I can see the situation with Susan is going to become an issue.
I can feel myself getting more and more angsty about it.
I am not getting my morning alone time with my cup of coffee without her coming out and cooking breakfast in the kitchen. Moving pots around, things sizzling in skillets. Without her making conversation with me.
I feel this is where introverts get the reputation for hating people.
I don’t hate her. But… gtfo… like, for real.
This is my space. This is my morning routine. And your messing with it, which makes me beyond hostile. I’m not getting the recharge I need. So I don’t ‘hate’ you. I hate the whole world. Thanks for messing it up for everyone.
I cleaned out a spot in the fridge yesterday, half of the bottom most shelf, so I could have a spot for my yogurts and containers of lunches, and when I came home last night the order and structure I had created was totally f’ed all to hell so they could put a pot of rice in my space.

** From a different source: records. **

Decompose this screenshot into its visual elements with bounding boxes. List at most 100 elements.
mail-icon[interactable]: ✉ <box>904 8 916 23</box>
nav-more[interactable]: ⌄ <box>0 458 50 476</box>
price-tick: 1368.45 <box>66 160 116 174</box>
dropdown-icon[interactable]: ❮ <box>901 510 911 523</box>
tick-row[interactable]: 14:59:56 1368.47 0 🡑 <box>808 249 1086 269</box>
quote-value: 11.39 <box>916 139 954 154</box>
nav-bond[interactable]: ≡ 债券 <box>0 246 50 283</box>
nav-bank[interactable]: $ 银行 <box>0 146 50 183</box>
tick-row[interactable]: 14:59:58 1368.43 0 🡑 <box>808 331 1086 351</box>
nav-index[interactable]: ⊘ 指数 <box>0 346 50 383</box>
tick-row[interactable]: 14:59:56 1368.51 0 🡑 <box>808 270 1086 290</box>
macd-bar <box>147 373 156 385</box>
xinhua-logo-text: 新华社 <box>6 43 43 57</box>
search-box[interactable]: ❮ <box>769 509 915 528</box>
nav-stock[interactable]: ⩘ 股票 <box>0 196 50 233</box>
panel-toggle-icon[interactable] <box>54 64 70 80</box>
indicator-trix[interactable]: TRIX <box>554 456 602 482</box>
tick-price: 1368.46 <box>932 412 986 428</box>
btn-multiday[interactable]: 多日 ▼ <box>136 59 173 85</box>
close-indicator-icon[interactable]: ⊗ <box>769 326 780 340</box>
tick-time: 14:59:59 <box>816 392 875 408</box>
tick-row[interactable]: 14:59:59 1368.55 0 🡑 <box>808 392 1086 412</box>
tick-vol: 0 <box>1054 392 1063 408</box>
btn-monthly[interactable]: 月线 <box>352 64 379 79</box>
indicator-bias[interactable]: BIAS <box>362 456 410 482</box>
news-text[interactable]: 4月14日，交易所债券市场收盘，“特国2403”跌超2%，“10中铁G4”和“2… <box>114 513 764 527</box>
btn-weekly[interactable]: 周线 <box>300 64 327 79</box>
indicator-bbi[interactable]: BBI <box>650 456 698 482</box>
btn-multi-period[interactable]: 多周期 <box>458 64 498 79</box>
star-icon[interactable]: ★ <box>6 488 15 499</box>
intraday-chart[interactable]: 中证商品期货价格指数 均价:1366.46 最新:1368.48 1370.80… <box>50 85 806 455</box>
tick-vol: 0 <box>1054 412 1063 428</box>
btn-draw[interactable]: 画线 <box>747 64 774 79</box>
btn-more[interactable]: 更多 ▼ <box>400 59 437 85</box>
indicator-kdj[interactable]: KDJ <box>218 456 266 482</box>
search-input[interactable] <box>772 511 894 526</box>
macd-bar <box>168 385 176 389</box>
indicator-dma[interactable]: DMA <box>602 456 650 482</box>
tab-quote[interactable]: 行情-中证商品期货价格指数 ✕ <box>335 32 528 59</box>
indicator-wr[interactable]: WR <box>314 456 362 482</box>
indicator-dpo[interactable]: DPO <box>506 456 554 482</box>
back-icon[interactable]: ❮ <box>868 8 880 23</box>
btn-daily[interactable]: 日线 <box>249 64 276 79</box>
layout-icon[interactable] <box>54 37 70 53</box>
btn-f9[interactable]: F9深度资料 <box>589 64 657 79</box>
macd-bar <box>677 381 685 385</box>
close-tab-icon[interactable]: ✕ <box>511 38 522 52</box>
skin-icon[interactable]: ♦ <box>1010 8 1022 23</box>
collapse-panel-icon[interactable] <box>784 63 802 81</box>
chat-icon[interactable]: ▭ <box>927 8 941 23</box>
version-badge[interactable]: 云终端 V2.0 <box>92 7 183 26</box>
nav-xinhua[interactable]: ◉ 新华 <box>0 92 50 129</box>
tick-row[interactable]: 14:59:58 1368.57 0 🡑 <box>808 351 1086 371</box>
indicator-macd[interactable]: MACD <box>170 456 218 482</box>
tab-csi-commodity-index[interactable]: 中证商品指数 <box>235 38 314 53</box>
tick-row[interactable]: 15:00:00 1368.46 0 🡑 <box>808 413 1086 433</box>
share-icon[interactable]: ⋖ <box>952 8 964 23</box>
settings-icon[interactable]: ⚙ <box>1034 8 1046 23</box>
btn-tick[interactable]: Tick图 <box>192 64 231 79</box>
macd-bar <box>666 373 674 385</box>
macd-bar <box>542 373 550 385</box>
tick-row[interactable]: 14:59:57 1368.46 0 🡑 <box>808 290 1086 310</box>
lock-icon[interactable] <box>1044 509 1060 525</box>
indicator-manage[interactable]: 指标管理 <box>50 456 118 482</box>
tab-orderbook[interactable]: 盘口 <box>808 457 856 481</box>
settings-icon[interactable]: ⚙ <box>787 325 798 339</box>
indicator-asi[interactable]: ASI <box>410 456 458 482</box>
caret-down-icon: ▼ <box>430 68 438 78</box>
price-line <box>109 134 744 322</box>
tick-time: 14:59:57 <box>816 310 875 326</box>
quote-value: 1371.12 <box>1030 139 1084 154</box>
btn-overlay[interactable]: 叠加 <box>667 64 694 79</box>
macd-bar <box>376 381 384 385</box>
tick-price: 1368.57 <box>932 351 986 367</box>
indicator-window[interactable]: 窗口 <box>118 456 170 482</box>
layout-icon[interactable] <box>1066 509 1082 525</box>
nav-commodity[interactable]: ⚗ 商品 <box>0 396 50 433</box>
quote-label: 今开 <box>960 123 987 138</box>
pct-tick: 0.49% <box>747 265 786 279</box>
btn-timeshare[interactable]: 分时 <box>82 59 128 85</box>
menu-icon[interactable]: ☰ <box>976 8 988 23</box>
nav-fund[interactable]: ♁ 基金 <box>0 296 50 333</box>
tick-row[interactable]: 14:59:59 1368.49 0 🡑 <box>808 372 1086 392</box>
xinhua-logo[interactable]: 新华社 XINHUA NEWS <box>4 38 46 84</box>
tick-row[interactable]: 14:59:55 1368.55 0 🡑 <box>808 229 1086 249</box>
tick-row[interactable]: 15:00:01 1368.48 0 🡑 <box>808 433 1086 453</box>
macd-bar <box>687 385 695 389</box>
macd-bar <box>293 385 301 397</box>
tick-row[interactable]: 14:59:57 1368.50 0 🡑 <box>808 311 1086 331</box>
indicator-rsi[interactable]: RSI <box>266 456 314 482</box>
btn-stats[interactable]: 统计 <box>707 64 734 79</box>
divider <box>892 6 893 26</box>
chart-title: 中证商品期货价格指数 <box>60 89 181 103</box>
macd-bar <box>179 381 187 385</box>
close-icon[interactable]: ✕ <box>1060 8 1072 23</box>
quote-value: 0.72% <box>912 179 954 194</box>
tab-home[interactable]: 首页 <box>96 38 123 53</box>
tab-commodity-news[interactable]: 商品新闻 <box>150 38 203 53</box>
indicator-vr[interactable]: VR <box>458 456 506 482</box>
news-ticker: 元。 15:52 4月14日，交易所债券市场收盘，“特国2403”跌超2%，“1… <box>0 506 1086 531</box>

Can I not have half of a self for my food? Last I checked, I’m still paying half of rent… so Susan being here hasn’t benefited me at all… Let me have at least half a shelf so I can eat.
I’m getting angrier and angrier about it with each day. More sensitive to each infraction.
And I feel like there’s nothing I can do about it.
What am I supposed to say?
“Hey Joshua. I know Susan is super sweet and everything, and that this is technically your apartment, but she has to go because I’m a super bitchy introvert.”
I feel that’s essentially what it boils down to. That my need for space overrides logic and that I should be able to function, sharing space with someone while they do their thing. I feel I ‘should’ be able to enjoy my coffee even if Susan is cooking breakfast for her and Joshua.
But I can’t. It grates on my nerves that my routine is having to change and that I wasn’t consulted about this change, had no say in it what so ever, and that at the moment I haven’t found a suitable alternative.
I came home from holiday break to find her computer set up in ‘my space’ on the kitchen table… not cool bro.
I feel that makes me a small person. That I can’t let go of this and that I’m letting it eat away at me.
I don’t know what to do yet. But something is going to have to change. This is the one place where I’m supposed to be able to recharge. And I cant with the current situation.
Part of me wants to go ahead and move in with Monica.
Susan graduates at the end of the month, so in my head the situation will only get worse. She won’t have class to go to, so she’ll constantly be around. Same with Joshua. They will always be here.
I don’t know if I could make it through two months of no alone time. It hasn’t even been a full month yet and already I’m grating my teeth each morning.
I don’t think it would be so bad, but it’s every day. Every morning. Every evening. People constantly here, out and about. I leave work where I constantly interact with people, to come home… where I now have to constantly interact with people…
I didn’t want this change.
And I feel like all I am doing is whining. There are so many other problems that I could be having right now. I should be grateful that this is my only one. That this one minor thing is the only woo in my life, and that I should just deal with it. Suck it up. It’s not that bad.
I wish, so desperately wish, I could let it go.
Aside from that yesterday was pretty awesome.
I stitched for a bit before going into work. I got to watch the Photoshop tutorials I wanted to and got started on the color assignment. During break I ran to Jo Anne’s Fabrics to get some thread that I needed for my current project.
I needed two colors, but they only had one. Lame… I plan to go to Michael’s this weekend to see if I can get the last color. While I was out I went to Bath and Body works to get a new loofa for my gym bag since I really like the one I got during the holiday break.
Over all it was a really chill evening.
I did have a staff meeting earlier in the day that I had to go to. I was called out for my 3 year anniversary with the school in front of everyone.
Yay….. said no introvert ever.
It honestly wasn’t that bad, but I did come home afterwards to curl up in bed with Scarlet for about 30 minutes. I needed to recover.
But yeah… aside from this ‘no alone time’ thing eating away at my inner peace things are going fine. And really I know it’s an issue only because I haven’t said anything about it.
If only I could figure out what to say without sounding like an unreasonable jerk.